The Shire of Maffra was a local government area about 20 km north-northwest of Sale, the major regional centre in central Gippsland, Victoria, Australia. The shire covered an area of 4167.43 km2, and existed from 1875 until 1994.

==History==

Maffra was incorporated as a shire in October 1875. Part of its Eastern Riding was annexed to the Shire of Avon on 2 May 1917.

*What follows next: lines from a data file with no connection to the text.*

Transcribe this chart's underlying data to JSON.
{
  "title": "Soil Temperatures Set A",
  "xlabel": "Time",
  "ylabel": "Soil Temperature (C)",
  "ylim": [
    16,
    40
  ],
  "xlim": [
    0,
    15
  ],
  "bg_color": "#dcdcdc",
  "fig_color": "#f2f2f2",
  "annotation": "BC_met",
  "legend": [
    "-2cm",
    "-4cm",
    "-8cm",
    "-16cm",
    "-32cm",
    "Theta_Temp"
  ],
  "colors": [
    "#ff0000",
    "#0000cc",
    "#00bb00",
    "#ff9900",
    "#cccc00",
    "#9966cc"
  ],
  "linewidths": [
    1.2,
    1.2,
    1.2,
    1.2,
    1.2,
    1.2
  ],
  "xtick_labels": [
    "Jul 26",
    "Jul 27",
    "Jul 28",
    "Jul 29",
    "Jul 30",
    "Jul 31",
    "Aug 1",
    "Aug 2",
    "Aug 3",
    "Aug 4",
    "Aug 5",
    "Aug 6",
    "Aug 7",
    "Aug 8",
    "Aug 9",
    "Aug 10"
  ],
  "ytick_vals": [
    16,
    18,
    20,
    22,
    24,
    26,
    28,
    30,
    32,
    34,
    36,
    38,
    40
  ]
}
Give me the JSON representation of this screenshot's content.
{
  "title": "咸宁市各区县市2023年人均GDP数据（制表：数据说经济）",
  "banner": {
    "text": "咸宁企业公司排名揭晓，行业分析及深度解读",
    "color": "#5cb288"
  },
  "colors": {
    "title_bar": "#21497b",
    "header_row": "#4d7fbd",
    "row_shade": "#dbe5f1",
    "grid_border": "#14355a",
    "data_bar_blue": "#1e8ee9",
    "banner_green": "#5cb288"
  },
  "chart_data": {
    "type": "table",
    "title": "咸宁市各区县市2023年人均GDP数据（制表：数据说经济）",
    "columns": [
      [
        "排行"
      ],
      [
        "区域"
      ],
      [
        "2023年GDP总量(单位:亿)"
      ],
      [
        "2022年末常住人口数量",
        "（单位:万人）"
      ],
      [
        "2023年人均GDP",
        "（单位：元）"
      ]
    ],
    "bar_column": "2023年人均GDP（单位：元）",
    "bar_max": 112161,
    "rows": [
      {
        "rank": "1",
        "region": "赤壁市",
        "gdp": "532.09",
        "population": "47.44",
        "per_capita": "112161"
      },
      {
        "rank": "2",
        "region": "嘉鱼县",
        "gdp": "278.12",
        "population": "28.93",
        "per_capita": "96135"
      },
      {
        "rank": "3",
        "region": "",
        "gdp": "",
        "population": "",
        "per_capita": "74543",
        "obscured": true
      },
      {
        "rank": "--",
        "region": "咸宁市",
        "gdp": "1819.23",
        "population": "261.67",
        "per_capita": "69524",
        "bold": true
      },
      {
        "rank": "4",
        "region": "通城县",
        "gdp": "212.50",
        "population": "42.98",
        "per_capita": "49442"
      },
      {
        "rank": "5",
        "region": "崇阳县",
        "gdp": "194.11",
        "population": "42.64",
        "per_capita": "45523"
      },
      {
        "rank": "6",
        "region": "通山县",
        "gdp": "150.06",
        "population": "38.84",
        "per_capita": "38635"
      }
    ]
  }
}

On 2 December 1994, the Shire of Maffra was abolished, and along with the City of Sale, the Shires of Alberton and Avon, and parts of the Shire of Rosedale, was merged into the newly created Shire of Wellington.

==Wards==

The Shire of Maffra was divided into four ridings, each of which elected three councillors:
- Town Riding
- Central Riding
- East Riding
- West Riding

==Shire presidents==

Presidents of the Shire of Maffra (1875-1892)
| Years served | Name | Riding |
|---|---|---|
| 1875-1876 | Henry Gordon Glassford |  |
| 1876-1879 | Allan McLean JP |  |
| 1879-1880 | John Carpenter |  |
| 1880-1881 | Henry Gordon Glassford |  |
| 1881-1882 | George Davis |  |
| 1882-1884 | Michael Landy JP |  |
| 1884-1887 | George Davis | Western |
| 1887-1888 | Frederick Horstman | Central |
| 1888-1889 | Michael Landy JP | Eastern |
| 1889-1890 | John James Linton JP | Eastern |
| 1890-1892 | Edward Riggall | Western |

==Towns and localities==
- Bellbird Corner
- Boisdale
- Briagolong
- Bundalaguah
- Bushy Park
- Coongulla
- Glenmaggie
- Heyfield
- Licola
- Maffra*
- Mewburn Park
- Newry
- Seaton
- Tinamba
- Valencia Creek

- Council seat.

==Population==

| Year | Population |
|---|---|
| 1954 | 8,554 |
| 1958 | 8,930* |
| 1961 | 8,758 |
| 1966 | 8,511 |
| 1971 | 8,515 |
| 1976 | 8,479 |
| 1981 | 8,707 |
| 1986 | 9,564 |
| 1991 | 10,117 |

- Estimate in the 1958 Victorian Year Book.